There are three criticisms made against the President’s “Liberation Day” tariff plan: the rates are too high, they were arrived at haphazardly and they were imposed by Presidential fiat, without waiting for Congress to design a tariff schedule.
Trump’s tariffs as announced are not especially high and are likely to be reduced by negotiation with the countries whose imposed rates are highest. Certainly the 10% flat minimum is not too high; indeed I would suggest that all international trade outside a currency bloc such as the euro be subjected to a 10% tariff, because in a world of floating exchange rates, ephemeral “Ricardian comparative advantages” are created every time the FX market throws a tantrum.

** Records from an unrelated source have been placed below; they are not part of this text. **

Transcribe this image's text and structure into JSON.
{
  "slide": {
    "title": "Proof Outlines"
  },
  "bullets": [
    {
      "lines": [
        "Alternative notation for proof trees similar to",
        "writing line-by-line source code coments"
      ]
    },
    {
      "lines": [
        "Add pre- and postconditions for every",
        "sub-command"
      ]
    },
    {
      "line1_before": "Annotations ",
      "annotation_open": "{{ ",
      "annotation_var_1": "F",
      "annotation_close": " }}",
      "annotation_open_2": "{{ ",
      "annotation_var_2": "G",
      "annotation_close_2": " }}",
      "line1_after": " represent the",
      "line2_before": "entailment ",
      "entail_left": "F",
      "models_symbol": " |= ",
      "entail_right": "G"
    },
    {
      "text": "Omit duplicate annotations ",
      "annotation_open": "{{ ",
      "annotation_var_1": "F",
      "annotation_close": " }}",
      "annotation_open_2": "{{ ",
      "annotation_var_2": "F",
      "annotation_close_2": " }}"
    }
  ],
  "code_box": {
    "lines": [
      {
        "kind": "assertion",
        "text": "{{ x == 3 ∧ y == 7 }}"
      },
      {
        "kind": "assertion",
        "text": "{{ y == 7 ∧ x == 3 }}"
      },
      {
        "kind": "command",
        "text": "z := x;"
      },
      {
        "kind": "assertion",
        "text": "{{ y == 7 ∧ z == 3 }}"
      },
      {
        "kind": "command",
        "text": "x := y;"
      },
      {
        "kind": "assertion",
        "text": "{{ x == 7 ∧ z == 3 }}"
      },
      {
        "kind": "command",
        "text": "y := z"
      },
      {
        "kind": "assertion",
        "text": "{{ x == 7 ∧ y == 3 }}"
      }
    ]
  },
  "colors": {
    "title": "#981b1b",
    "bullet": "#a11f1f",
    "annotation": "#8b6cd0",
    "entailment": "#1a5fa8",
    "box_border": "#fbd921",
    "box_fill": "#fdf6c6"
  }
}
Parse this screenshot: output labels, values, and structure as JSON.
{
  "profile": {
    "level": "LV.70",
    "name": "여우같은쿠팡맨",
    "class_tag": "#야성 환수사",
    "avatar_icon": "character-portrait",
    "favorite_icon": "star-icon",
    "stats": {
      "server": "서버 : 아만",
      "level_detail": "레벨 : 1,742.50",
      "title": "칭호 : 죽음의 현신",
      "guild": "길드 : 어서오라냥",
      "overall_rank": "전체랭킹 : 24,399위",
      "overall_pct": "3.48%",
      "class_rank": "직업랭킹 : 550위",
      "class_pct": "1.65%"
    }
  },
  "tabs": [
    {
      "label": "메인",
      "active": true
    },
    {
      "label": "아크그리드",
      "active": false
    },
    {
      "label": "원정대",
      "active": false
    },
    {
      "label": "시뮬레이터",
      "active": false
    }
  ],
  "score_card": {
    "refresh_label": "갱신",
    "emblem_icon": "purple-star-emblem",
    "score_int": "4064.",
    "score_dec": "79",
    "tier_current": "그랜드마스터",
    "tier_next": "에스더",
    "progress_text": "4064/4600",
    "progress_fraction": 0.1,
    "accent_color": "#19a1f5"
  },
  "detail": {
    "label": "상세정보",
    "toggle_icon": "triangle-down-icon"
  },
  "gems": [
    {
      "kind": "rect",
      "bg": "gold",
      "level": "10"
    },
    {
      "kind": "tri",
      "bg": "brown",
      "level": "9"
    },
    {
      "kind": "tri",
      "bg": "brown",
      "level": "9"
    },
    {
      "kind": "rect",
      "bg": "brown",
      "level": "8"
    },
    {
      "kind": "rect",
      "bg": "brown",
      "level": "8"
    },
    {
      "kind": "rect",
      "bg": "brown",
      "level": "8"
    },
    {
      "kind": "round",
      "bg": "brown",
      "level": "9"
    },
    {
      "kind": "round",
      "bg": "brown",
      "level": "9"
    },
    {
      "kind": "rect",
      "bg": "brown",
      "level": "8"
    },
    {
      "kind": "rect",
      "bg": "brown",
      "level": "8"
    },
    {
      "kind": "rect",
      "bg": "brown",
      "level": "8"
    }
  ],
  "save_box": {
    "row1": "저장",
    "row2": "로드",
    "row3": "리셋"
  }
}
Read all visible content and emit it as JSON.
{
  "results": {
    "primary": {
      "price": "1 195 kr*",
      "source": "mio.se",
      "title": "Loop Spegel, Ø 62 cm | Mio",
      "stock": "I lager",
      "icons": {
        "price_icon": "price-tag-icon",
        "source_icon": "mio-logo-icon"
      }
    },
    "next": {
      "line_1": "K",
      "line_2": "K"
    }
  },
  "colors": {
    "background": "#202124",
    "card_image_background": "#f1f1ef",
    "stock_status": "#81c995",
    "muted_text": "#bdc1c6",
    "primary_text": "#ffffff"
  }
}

The algorithm by which the tariffs were calculated based them on the Ricardian imbalance (trade deficit) of the U.S. with the country concerned. This is sensible, because it pinpoints countries and blocs such as the EU whose non-tariff barriers are especially severe; such barriers are in many cases equivalent to an infinite tariff. The overall level of Trump’s tariffs is certainly not “higher than Smoot-Hawley” as several media madmen have suggested. Trump’s tariffs before the 90-day moratorium averaged 24-27%, whereas Smoot-Hawley tariffs averaged 59% and the Dingley Tariff, a more successful enactment in 1897 under President McKinley, averaged 47% over its life and was responsible for more than a decade of rapid U.S. economic growth. Except for China, Trump’s tariffs are reasonable and his base 10% tariff on all imports should be universal and rigorously enforced forthwith.
As for the 145% tariff against China, that country has already announced that it is prohibiting the exports of seven rare earth elements (in which it has a near-monopoly) to all countries, not just the United States. This tariff dispute will allow the West to rebalance the innumerable “unequal treaties” and equally unequal other agreements its foolish predecessors have negotiated with the Communist behemoth. Centrally planned economies do not deserve trade agreements.
Simply seeking Congressional approval prevents the possibility of a meaningful tariff negotiation with trading partners in a reasonable timeframe. Even 100 years ago, Congressional tariff setting involved monstrous log-rolling. Today, with external money far more important in Congressional elections, the Senate filibuster in a a highly partisan atmosphere and media-thirsty perpetual defectors like Rep. Don Bacon (R-NE) prevalent in the tiny Republican Congressional majority, there is zero chance of getting anything sensible passed at all, and certainly none of holding a coherent negotiation with trading partners. The main danger is that some deluded coalition of Democrats and fanatical Never-Trumpers will pass a resolution taking away the President’s power to negotiate; hopefully the Presidential veto will stymie any such nonsense.
There are plenty of precedents for Presidents imposing even more major changes than this tariff schedule by Executive Order. FDR’s Executive Order 6102 of 1933, taking the U.S. off the Gold Standard and prohibiting the private holding of gold was one such example, upheld in 1935 by a Supreme Court whose “conservative” majority disgracefully wimped out. At least Trump does not set tariff rates in his underwear using lucky numbers, as FDR set the gold price daily for eight months in 1933-34.
President Trump’s tariffs have led us into a new world. For ordinary American citizens, it is likely to be a much better and richer one.
-0-
(The Bear’s Lair is a weekly column that is intended to appear each Monday, an appropriately gloomy day of the week. Its rationale is that the proportion of “sell” recommendations put out by Wall Street houses remains far below that of “buy” recommendations. Accordingly, investors have an excess of positive information and very little negative information. The column thus takes the ursine view of life and the market, in the hope that it may be usefully different from what investors see elsewhere.)